先月22日,インドとパキスタンの両国が領有権を争うカシミール地方で発生した観光客襲撃事件で,インド人25人とネパール人1人が死亡したことを発端に,両国が互いを痛烈に非難する展開となっている。1947年にインドとパキスタンが分離してイギリスから独立して以降,カシミール地方はインド,パキスタン及び中国により実効支配されているが,インド,パキスタン両国はどちらも互いにカシミール全域の領有権を主張して,これまで2度の戦争と限定的な紛争を繰り返してきた。インドとパキスタンは共に核保有国で,同事件にはパキスタンを拠点とするイスラム過激派ラシュカレ・タイバの分派組織である抵抗戦線が関与したと報じられている
インド・ニューデリー在住の日本人ジャーナリストは,「インド実効支配地域へのインド人観光客が年々増加していることで,カシミール地方でのインドの影響力が拡大するのを阻止するため,イスラム系過激派が今回のテロ事件を起こしたのだろう。背景には、ヒンディー教とムスリム(イスラム教)の深刻な宗教対立もある。パキスタンはテロ事件への関与を否定しているが,インド国内ではテロ組織と関係のあるパキスタンに対する国民の憎悪が膨らんでいるように思える。このため,インド政府としては戦争にまで発展させる意図はないものの,世論を無視することはできず,ある程度の報復は行わなければならなかったということだろう。インド政府は『シンドール作戦』を開始したと発表し,7日にはパキスタン国内及び同国と領有権を争うカシミール地方のパキスタン支配地域の計9カ所を攻撃した。『シンドール』とは既婚女性が額や髪に塗る赤い粉で,今回のテロ事件で未亡人となった女性の思いを込めた作戦名だろう。これに対して,パキスタンは『主権の侵害』などと猛反発し,報復を宣言している。両国の報復の連鎖が繰り返えされることになれば,紛争地域も拡大し,また多くの市民が犠牲になることだろう。イギリスを仲介国として期待する声も多くなっているが,先行き不透明な状況で今のところ打開策が全く見えていない」と,核保有国であるインドとパキスタンによる軍事的緊張の高まりに緊迫した状況を語る。

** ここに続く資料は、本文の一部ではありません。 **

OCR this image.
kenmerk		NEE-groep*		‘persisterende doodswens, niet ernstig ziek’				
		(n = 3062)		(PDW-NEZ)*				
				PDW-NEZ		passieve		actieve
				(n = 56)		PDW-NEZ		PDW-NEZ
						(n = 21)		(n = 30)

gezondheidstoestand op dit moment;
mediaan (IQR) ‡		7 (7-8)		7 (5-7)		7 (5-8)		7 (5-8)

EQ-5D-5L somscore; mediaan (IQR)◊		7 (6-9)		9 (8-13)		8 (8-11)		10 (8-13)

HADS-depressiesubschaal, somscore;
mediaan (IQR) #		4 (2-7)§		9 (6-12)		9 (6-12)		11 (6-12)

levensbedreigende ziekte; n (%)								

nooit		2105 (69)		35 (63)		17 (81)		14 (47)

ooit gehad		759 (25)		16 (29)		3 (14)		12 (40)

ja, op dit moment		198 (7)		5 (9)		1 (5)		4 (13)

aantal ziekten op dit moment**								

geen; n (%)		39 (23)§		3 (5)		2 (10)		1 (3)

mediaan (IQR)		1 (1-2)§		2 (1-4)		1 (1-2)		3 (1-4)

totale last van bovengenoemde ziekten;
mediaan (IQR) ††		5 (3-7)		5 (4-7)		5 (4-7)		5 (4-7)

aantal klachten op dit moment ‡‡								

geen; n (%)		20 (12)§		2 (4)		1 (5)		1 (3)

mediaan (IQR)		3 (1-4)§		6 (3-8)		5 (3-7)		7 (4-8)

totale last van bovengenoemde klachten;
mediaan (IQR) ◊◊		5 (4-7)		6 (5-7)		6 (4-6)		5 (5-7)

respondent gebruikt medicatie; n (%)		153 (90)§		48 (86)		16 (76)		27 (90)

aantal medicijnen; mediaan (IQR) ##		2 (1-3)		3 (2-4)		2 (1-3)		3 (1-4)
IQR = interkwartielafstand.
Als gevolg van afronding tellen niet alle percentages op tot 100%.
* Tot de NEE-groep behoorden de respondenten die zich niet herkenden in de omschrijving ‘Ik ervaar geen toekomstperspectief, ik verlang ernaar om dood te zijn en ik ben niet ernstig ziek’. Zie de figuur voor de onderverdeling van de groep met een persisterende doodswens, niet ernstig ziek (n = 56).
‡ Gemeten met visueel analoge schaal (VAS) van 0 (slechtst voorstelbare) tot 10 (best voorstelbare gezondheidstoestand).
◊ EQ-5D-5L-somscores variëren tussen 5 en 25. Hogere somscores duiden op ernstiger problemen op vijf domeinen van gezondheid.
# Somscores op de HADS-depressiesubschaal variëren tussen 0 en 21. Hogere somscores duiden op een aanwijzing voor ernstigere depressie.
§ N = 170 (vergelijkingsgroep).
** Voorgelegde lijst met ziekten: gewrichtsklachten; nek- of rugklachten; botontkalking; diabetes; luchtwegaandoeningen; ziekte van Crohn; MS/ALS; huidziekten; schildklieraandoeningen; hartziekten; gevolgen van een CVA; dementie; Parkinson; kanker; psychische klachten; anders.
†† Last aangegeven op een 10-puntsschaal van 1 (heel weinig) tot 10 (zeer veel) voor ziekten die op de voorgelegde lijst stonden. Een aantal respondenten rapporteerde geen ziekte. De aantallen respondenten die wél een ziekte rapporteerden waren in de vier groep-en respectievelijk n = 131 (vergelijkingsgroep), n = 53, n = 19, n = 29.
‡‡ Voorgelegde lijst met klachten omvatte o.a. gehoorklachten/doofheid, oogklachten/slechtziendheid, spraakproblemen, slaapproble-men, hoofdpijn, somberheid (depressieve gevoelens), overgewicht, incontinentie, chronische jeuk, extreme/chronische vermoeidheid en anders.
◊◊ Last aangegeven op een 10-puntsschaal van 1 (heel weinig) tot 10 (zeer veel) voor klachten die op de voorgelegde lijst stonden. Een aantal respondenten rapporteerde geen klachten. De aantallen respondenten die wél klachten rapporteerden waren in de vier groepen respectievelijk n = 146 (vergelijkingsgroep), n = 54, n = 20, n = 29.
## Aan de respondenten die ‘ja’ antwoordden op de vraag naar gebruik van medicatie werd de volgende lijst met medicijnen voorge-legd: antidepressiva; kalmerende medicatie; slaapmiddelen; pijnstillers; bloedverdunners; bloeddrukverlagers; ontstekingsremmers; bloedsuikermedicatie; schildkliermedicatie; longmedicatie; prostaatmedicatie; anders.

インド政府は,「我々の行動は,焦点を絞り,計算された,事態をエスカレートさせない性質のものだ。パキスタンの軍事施設は標的にしていない。インドは標的の選択と実行方法において,かなりの自制を示している」と発表している。
一方,パキスタン政府は,「インドが民間人が暮らす地域を攻撃している」とし,「テロリストの拠点を標的にしたとするインド側の主張は虚偽だ」と主張し,「「犠牲者が流した血の一滴一滴のために我々は復讐する」と報復宣言している。
カシミール地方での報復の連鎖により,大規模紛争に拡大する可能性が高くなっている。国際連合がその機能を十分に果たせない今,共に核保有国であるインドとパキスタンの自制に期待するしかないのだろうか。